St. Galler Staatsanwaltschaft plant Befragung von Missbrauchsopfern
Gegen eine evangelikale Privatschule wurden schwere Missbrauchsvorwürfe erhoben. Die Staatsanwaltschaft will nun eines der Opfer befragen.

Bei der St. Galler Staatsanwaltschaft haben sich rund um die Missbrauchsvorwürfe gegen eine evangelikale Privatschule in Kaltbrunn SG mehrere mögliche Opfer gemeldet. In der kommenden Wochen seien erste Einvernahmen geplant, teilte die Behörde auf Anfrage mit.
Es hätten sich mehrere Personen gemeldet, die sich nach einer Anzeigeerstattung erkundigt haben.
Das erklärte ein Sprecher der St. Galler Staatsanwaltschaft auf Anfrage der Nachrichtenagentur Keystone-SDA. Eine konkrete Anzeige liege «nach jetzigem Wissen» jedoch nicht vor. Es gelte nun, die Einvernahmen abzuwarten.
Vorwürfe gegen «Domino Servite»
In einem kürzlich ausgestrahlten Beitrag des Schweizer Radio und Fernsehens (SRF) erhob eine Frau weitere schwere Vorwürfe gegen die evangelikale Privatschule «Domino Servite» in Kaltbrunn SG. Sie sei in den 1990er Jahren als 12-Jährige von einem Lehrer vergewaltigt worden.
Bei diesem vorgebrachten Sexualdelikt müsse die Frage nach der Verjährung geprüft werden, erklärte der Sprecher der Staatsanwaltschaft. «Ob dies der Fall ist, hängt einerseits vom genauen Tatzeitpunkt und andererseits vom Alter des mutmasslichen Opfers zum Tatzeitpunkt ab.» Unabdingbar für ein Strafverfahren sei die Aussagebereitschaft des möglichen Opfers.

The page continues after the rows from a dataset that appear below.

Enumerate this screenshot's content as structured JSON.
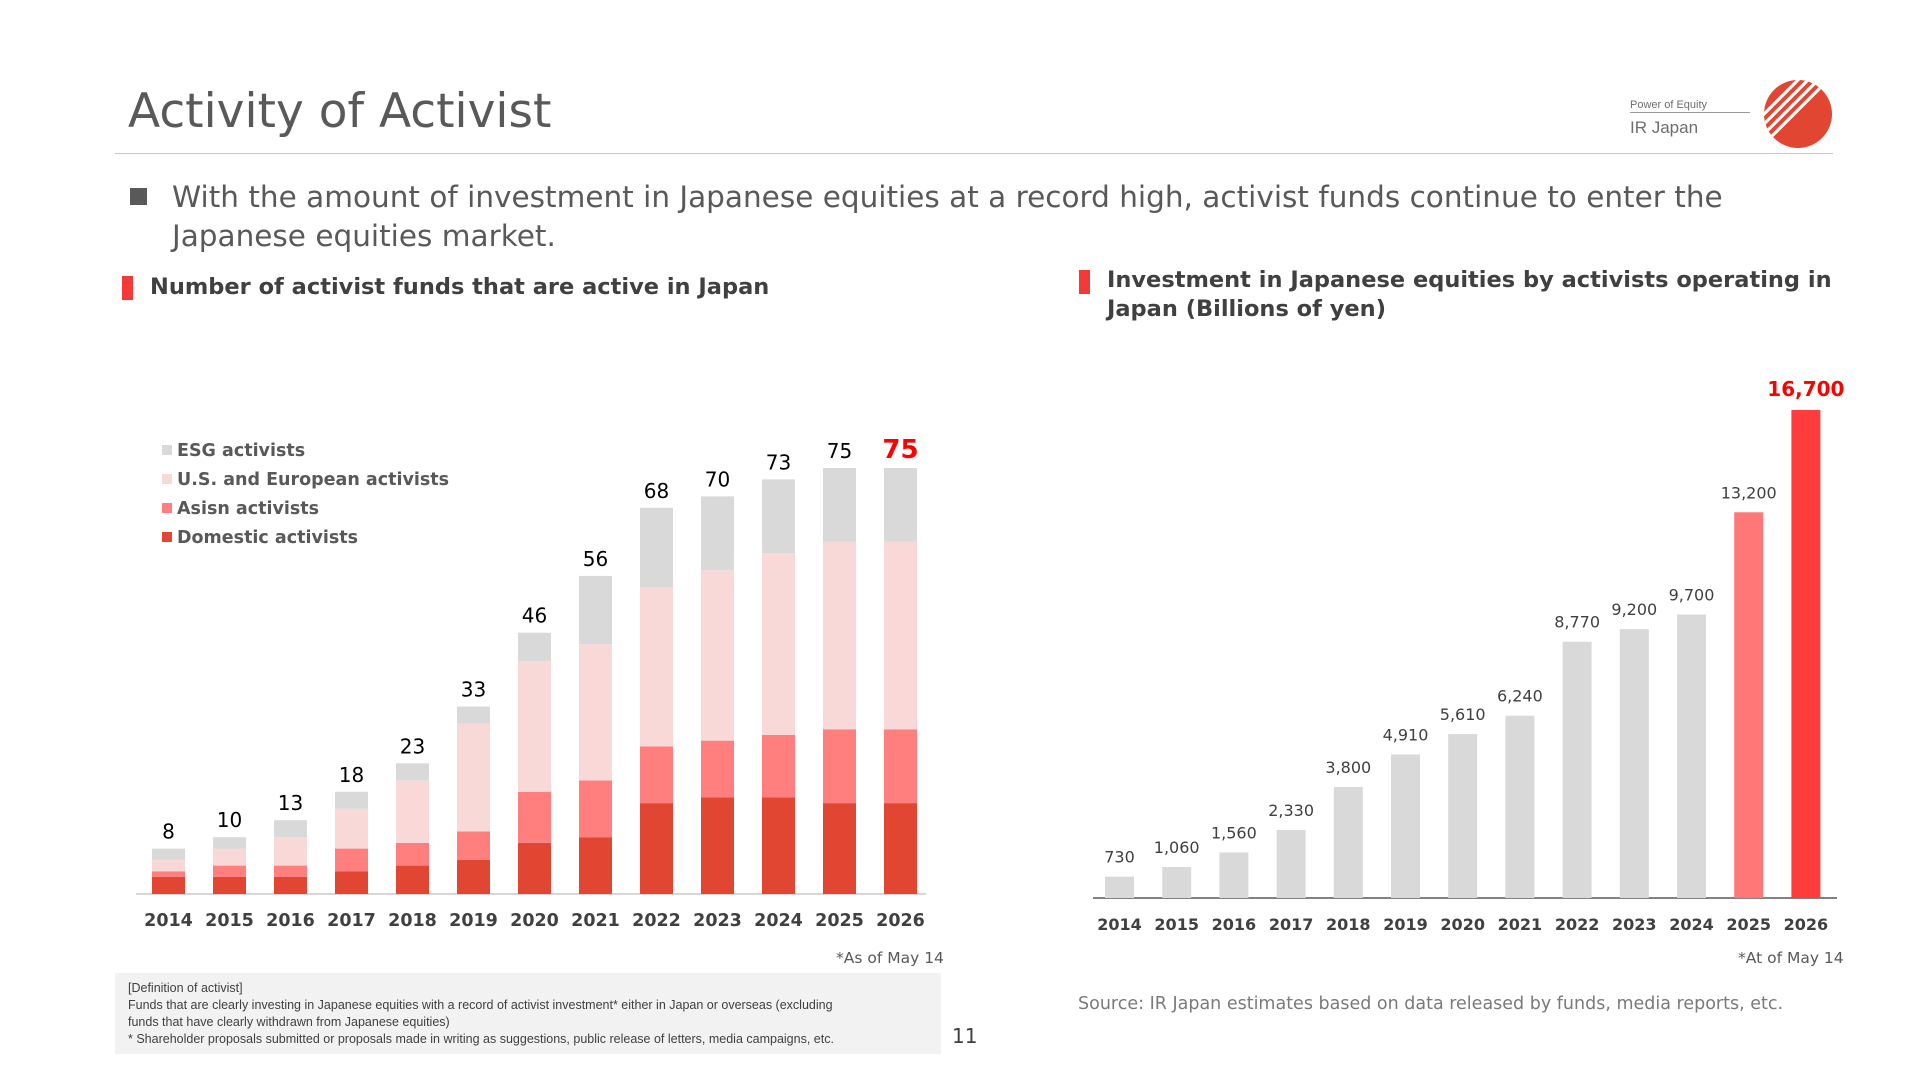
{
  "header": {
    "title": "Activity of Activist",
    "logo_tagline": "Power of Equity",
    "logo_name": "IR Japan",
    "logo_icon": "striped-circle-logo",
    "accent_color": "#f23a3a"
  },
  "bullet": {
    "text": "With the amount of investment in Japanese equities at a record high, activist funds continue to enter the Japanese equities market."
  },
  "left_section": {
    "title": "Number of activist funds that are active in Japan",
    "note": "*As of May 14"
  },
  "right_section": {
    "title": "Investment in Japanese equities by activists operating in Japan (Billions of yen)",
    "note": "*At of May 14"
  },
  "definition": {
    "lines": [
      "[Definition of activist]",
      "Funds that are clearly investing in Japanese equities with a record of activist investment* either in Japan or overseas (excluding",
      "funds that have clearly withdrawn from Japanese equities)",
      "* Shareholder proposals submitted or proposals made in writing as suggestions, public release of letters, media campaigns, etc."
    ]
  },
  "page_number": "11",
  "source": "Source: IR Japan estimates based on data released by funds, media reports, etc.",
  "chart_data": [
    {
      "type": "bar",
      "stacked": true,
      "categories": [
        "2014",
        "2015",
        "2016",
        "2017",
        "2018",
        "2019",
        "2020",
        "2021",
        "2022",
        "2023",
        "2024",
        "2025",
        "2026"
      ],
      "series": [
        {
          "name": "Domestic activists",
          "color": "#e04632",
          "values": [
            3,
            3,
            3,
            4,
            5,
            6,
            9,
            10,
            16,
            17,
            17,
            16,
            16
          ]
        },
        {
          "name": "Asisn activists",
          "color": "#ff7f7f",
          "values": [
            1,
            2,
            2,
            4,
            4,
            5,
            9,
            10,
            10,
            10,
            11,
            13,
            13
          ]
        },
        {
          "name": "U.S. and European activists",
          "color": "#f9d9d7",
          "values": [
            2,
            3,
            5,
            7,
            11,
            19,
            23,
            24,
            28,
            30,
            32,
            33,
            33
          ]
        },
        {
          "name": "ESG activists",
          "color": "#d9d9d9",
          "values": [
            2,
            2,
            3,
            3,
            3,
            3,
            5,
            12,
            14,
            13,
            13,
            13,
            13
          ]
        }
      ],
      "totals": [
        "8",
        "10",
        "13",
        "18",
        "23",
        "33",
        "46",
        "56",
        "68",
        "70",
        "73",
        "75",
        "75"
      ],
      "highlight_color": "#ff0000",
      "ylim": [
        0,
        80
      ],
      "legend_position": "top-left",
      "grid": false
    },
    {
      "type": "bar",
      "categories": [
        "2014",
        "2015",
        "2016",
        "2017",
        "2018",
        "2019",
        "2020",
        "2021",
        "2022",
        "2023",
        "2024",
        "2025",
        "2026"
      ],
      "values": [
        730,
        1060,
        1560,
        2330,
        3800,
        4910,
        5610,
        6240,
        8770,
        9200,
        9700,
        13200,
        16700
      ],
      "labels": [
        "730",
        "1,060",
        "1,560",
        "2,330",
        "3,800",
        "4,910",
        "5,610",
        "6,240",
        "8,770",
        "9,200",
        "9,700",
        "13,200",
        "16,700"
      ],
      "colors": [
        "#d9d9d9",
        "#d9d9d9",
        "#d9d9d9",
        "#d9d9d9",
        "#d9d9d9",
        "#d9d9d9",
        "#d9d9d9",
        "#d9d9d9",
        "#d9d9d9",
        "#d9d9d9",
        "#d9d9d9",
        "#ff7878",
        "#ff3c3c"
      ],
      "highlight_color": "#ff0000",
      "ylim": [
        0,
        17000
      ],
      "grid": false
    }
  ]
}
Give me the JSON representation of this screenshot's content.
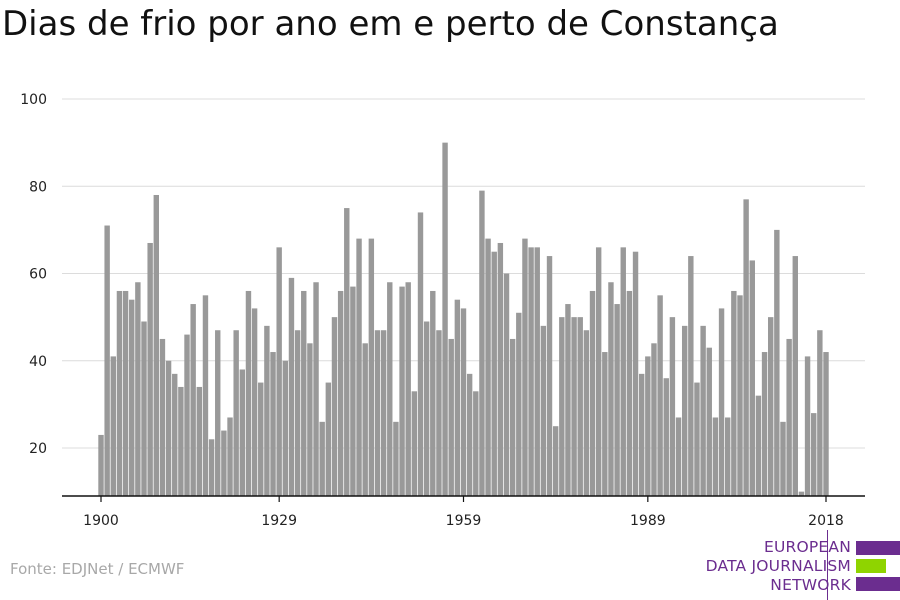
{
  "title": "Dias de frio por ano em e perto de Constança",
  "source": "Fonte: EDJNet / ECMWF",
  "logo": {
    "lines": [
      "EUROPEAN",
      "DATA JOURNALISM",
      "NETWORK"
    ],
    "colors": {
      "purple": "#6b2d8f",
      "green": "#8fd400"
    }
  },
  "chart_data": {
    "type": "bar",
    "title": "Dias de frio por ano em e perto de Constança",
    "xlabel": "",
    "ylabel": "",
    "x_ticks": [
      "1900",
      "1929",
      "1959",
      "1989",
      "2018"
    ],
    "y_ticks": [
      20,
      40,
      60,
      80,
      100
    ],
    "ylim": [
      9,
      100
    ],
    "grid": true,
    "bar_color": "#999999",
    "categories": [
      1900,
      1901,
      1902,
      1903,
      1904,
      1905,
      1906,
      1907,
      1908,
      1909,
      1910,
      1911,
      1912,
      1913,
      1914,
      1915,
      1916,
      1917,
      1918,
      1919,
      1920,
      1921,
      1922,
      1923,
      1924,
      1925,
      1926,
      1927,
      1928,
      1929,
      1930,
      1931,
      1932,
      1933,
      1934,
      1935,
      1936,
      1937,
      1938,
      1939,
      1940,
      1941,
      1942,
      1943,
      1944,
      1945,
      1946,
      1947,
      1948,
      1949,
      1950,
      1951,
      1952,
      1953,
      1954,
      1955,
      1956,
      1957,
      1958,
      1959,
      1960,
      1961,
      1962,
      1963,
      1964,
      1965,
      1966,
      1967,
      1968,
      1969,
      1970,
      1971,
      1972,
      1973,
      1974,
      1975,
      1976,
      1977,
      1978,
      1979,
      1980,
      1981,
      1982,
      1983,
      1984,
      1985,
      1986,
      1987,
      1988,
      1989,
      1990,
      1991,
      1992,
      1993,
      1994,
      1995,
      1996,
      1997,
      1998,
      1999,
      2000,
      2001,
      2002,
      2003,
      2004,
      2005,
      2006,
      2007,
      2008,
      2009,
      2010,
      2011,
      2012,
      2013,
      2014,
      2015,
      2016,
      2017,
      2018
    ],
    "values": [
      23,
      71,
      41,
      56,
      56,
      54,
      58,
      49,
      67,
      78,
      45,
      40,
      37,
      34,
      46,
      53,
      34,
      55,
      22,
      47,
      24,
      27,
      47,
      38,
      56,
      52,
      35,
      48,
      42,
      66,
      40,
      59,
      47,
      56,
      44,
      58,
      26,
      35,
      50,
      56,
      75,
      57,
      68,
      44,
      68,
      47,
      47,
      58,
      26,
      57,
      58,
      33,
      74,
      49,
      56,
      47,
      90,
      45,
      54,
      52,
      37,
      33,
      79,
      68,
      65,
      67,
      60,
      45,
      51,
      68,
      66,
      66,
      48,
      64,
      25,
      50,
      53,
      50,
      50,
      47,
      56,
      66,
      42,
      58,
      53,
      66,
      56,
      65,
      37,
      41,
      44,
      55,
      36,
      50,
      27,
      48,
      64,
      35,
      48,
      43,
      27,
      52,
      27,
      56,
      55,
      77,
      63,
      32,
      42,
      50,
      70,
      26,
      45,
      64,
      10,
      41,
      28,
      47,
      42
    ]
  }
}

Missbrauchsfälle von 1995 bis 2002
In einem SRF-Beitrag vom 21. September erhoben mehrere ehemalige Schülerinnen und Schüler der Privatschule schwere Vorwürfe. Sie berichteten von Schlägen mit Gürteln, einer Vergewaltigung unter Schülern und von einem Klima der Angst in dem Internat.
Die Missbrauchsfälle ereigneten sich hauptsächlich zwischen 1995 und 2002. Das legte ein Untersuchungsbericht 2022 offen, welcher die Privatschule – heute «Christliche Schule Linth» – in Auftrag gab.
Oft bereits Verjährung
Die Staatsanwaltschaft kam damals zum Schluss, dass bei den meisten der in Frage kommenden mutmasslichen Delikten bereits Verjährung eingetreten war oder ein Strafantrag fehlte.
Ein Aussteiger aus der Gemeinschaft wies gemäss einer am Mittwoch verschickten Mitteilung des St. Galler Bildungsdepartements bereits im Jahr 1999 auf Missbräuche hin, namentlich körperliche Züchtigungen.
Die Untersuchung der Schulaufsicht sei vor 25 Jahren schwierig gewesen, weil sich in der Glaubensgemeinschaft die Eltern und das Schulpersonal gegenseitig gedeckt hätten, erklärte Bildungsdirektor Stefan Kölliker gegenüber Keystone-SDA.